点云3D检测篇三：SECOND

论文地址：SECOND: Sparsely Embedded Convolutional Detection

代码地址：GitHub - traveller59/second.pytorch: SECOND for KITTI/NuScenes object detection

一、引言

    **Second稀疏嵌入卷积检测算法**是**点云体素化检测**的又一篇重要工作，与2017年以前大多将点云转换为2D的BEV或前视图表示，丢失了大量的空间信息的3D检测方案不同，Second的整体架构还是基于**Voxelnet的点云体素化解决方案**，同时考虑到 Voxelnet 推理速度慢和方向估计性能较差的问题，再此基础上进行了一系列改进与创新。
    主要创新点总结如下：

（1）提出了一种改进的稀疏3D卷积方法，使其运行更快。

（2） 提出了一种新颖的角度损失回归方法，表现出比其他方法更好的方向回归性能。

（3）引入了一种新颖的数据增强方法，适用于仅使用激光雷达进行学习的问题，大大提高了收敛速度和性能。

    注意：Second是在Voxelnet的基础上进行了3个经典创新：改进卷积结构、改进数据增强、增加损失函数。

图 1 Second网络架构图

    具体步骤：

** （1）使用点云体素化模块Point_to_voxel 对输入的**原始点云 Point Cloud 进行体素化(网格化)处理，得到输出的 voxel 体素块。

** （2）使用体素特征编码（voxel feature encoding VFE）层**提取体素特征。

** （3）根据(2)得到的结果，使用改进的稀疏3D卷积**方法，对VFE层提取的体素特征进行卷积。

    **（4）**将(3)得到的体素卷积特征，送给**RPN**层进行**cls-head**和**reg-head**输出。

二、pipeline

2.1 Voxelwise feature extractor 体素生成和体素特征提取

2.1.1 原理：

    **体素化****point_to_voxel** 函数的作用是将点云数据转化为体素，转化方法为：首先根据cfg中预先设定的体素数量设置一个缓冲区，即指定大小的一个tensor，初始化为zero，然后遍历点云计算点云分别属于哪个体素，记录所属的体素坐标和每个体素的点数。
    **体素特征编码（voxel feature encoding VFE）层**以同一体素中的所有点的数据作为输入，并使用由线性连接层，批归一化（BatchNorm）层和激活函数层（ReLU）组成的完全连接网络（FCN）来提取逐体素提取特征。 然后，它使用逐体素最大池来获取每个体素的局部聚合特征。 最后，将获得的体素局部特征平铺，并将这些平铺的体素局部要素和每个点的特征拼接在一起。

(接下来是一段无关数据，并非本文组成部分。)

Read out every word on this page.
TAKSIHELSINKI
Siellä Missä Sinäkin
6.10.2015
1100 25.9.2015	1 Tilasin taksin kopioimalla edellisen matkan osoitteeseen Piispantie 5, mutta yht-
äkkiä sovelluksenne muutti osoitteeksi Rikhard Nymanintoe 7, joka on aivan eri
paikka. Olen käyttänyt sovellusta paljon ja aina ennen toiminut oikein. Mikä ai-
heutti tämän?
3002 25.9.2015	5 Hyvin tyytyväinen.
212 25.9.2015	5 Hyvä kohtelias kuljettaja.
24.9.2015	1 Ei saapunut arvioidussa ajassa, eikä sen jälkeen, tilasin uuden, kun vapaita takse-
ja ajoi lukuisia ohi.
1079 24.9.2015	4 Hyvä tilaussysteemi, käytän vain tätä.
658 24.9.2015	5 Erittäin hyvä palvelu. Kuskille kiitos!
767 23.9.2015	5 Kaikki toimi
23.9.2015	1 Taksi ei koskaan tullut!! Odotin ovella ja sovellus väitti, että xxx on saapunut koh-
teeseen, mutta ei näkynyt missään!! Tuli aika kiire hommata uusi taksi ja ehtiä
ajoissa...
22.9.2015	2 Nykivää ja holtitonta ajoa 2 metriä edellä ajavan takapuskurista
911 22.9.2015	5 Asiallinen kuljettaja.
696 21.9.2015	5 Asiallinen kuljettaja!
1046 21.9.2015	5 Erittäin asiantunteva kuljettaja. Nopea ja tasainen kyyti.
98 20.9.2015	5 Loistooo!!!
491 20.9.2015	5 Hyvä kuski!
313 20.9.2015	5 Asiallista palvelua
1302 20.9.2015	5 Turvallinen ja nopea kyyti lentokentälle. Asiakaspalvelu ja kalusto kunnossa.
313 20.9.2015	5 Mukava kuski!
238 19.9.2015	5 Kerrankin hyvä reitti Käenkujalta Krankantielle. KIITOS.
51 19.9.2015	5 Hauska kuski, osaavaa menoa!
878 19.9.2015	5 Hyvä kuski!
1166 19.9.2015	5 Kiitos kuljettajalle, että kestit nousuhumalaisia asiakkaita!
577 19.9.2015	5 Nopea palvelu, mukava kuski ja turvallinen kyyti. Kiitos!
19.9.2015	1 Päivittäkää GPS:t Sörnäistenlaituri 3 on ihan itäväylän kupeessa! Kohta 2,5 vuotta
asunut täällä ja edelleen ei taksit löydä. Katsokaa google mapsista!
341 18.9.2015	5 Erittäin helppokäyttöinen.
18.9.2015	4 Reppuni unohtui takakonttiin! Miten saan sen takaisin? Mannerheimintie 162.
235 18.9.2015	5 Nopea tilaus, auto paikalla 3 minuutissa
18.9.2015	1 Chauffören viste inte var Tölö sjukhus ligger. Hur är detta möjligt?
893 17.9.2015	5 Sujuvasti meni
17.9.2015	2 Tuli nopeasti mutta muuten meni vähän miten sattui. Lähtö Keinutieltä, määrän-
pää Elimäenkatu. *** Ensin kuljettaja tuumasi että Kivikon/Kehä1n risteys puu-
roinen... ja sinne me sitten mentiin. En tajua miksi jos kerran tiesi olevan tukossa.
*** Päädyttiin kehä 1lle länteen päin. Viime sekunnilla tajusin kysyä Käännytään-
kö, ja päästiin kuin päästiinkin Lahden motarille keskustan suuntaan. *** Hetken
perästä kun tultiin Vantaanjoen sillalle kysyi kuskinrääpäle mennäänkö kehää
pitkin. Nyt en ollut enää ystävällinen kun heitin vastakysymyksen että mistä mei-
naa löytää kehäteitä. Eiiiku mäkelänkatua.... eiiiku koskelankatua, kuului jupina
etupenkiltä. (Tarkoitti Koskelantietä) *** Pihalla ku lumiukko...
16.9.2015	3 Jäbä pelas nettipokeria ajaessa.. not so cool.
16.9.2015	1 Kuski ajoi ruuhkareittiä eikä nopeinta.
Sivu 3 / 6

再然后使用一个FCN（cout）将输入这些逐点的特征转换为cout维的输出特征，FCN（cout）也是一个Linear-BatchNorm-ReLU层。 总体而言，三维特征提取器由几个VFE层和一个FCN层组成。
    **注意：**这里的体素化过程是由**c++**封装的，来源于**spconv库**的**points_to_voxel_3d**函数，具体原理与实现过程建议去参考本人的Voxelnet。
    **Second**其实没有直接使用**VFE**层，而是使用**SimpleVoxel**进行代替，作者认为其与VFE层有着一样的作用，这里提取特征的时候使用的是SimpleVoxel层进行替代。

2.1.2 代码：

class SimpleVoxel(nn.Module):
    def __init__(self,
                 num_input_features=4,
                 use_norm=True,
                 num_filters=[32, 128],
                 with_distance=False,
                 voxel_size=(0.2, 0.2, 4),
                 pc_range=(0, -40, -3, 70.4, 40, 1),
                 name='VoxelFeatureExtractor'):
        super(SimpleVoxel, self).__init__()
        self.name = name
        self.num_input_features = num_input_features
    def forward(self, features, num_voxels, coors):
        # features: [concated_num_points, num_voxel_size, 3(4)]    # [128108,5,4]
        # num_voxels: [concated_num_points]
        points_mean = features[:, :, :self.num_input_features].sum(dim=1, keepdim=False) / num_voxels.type_as(features).view(-1, 1)
        return points_mean.contiguous()     # [128108,4]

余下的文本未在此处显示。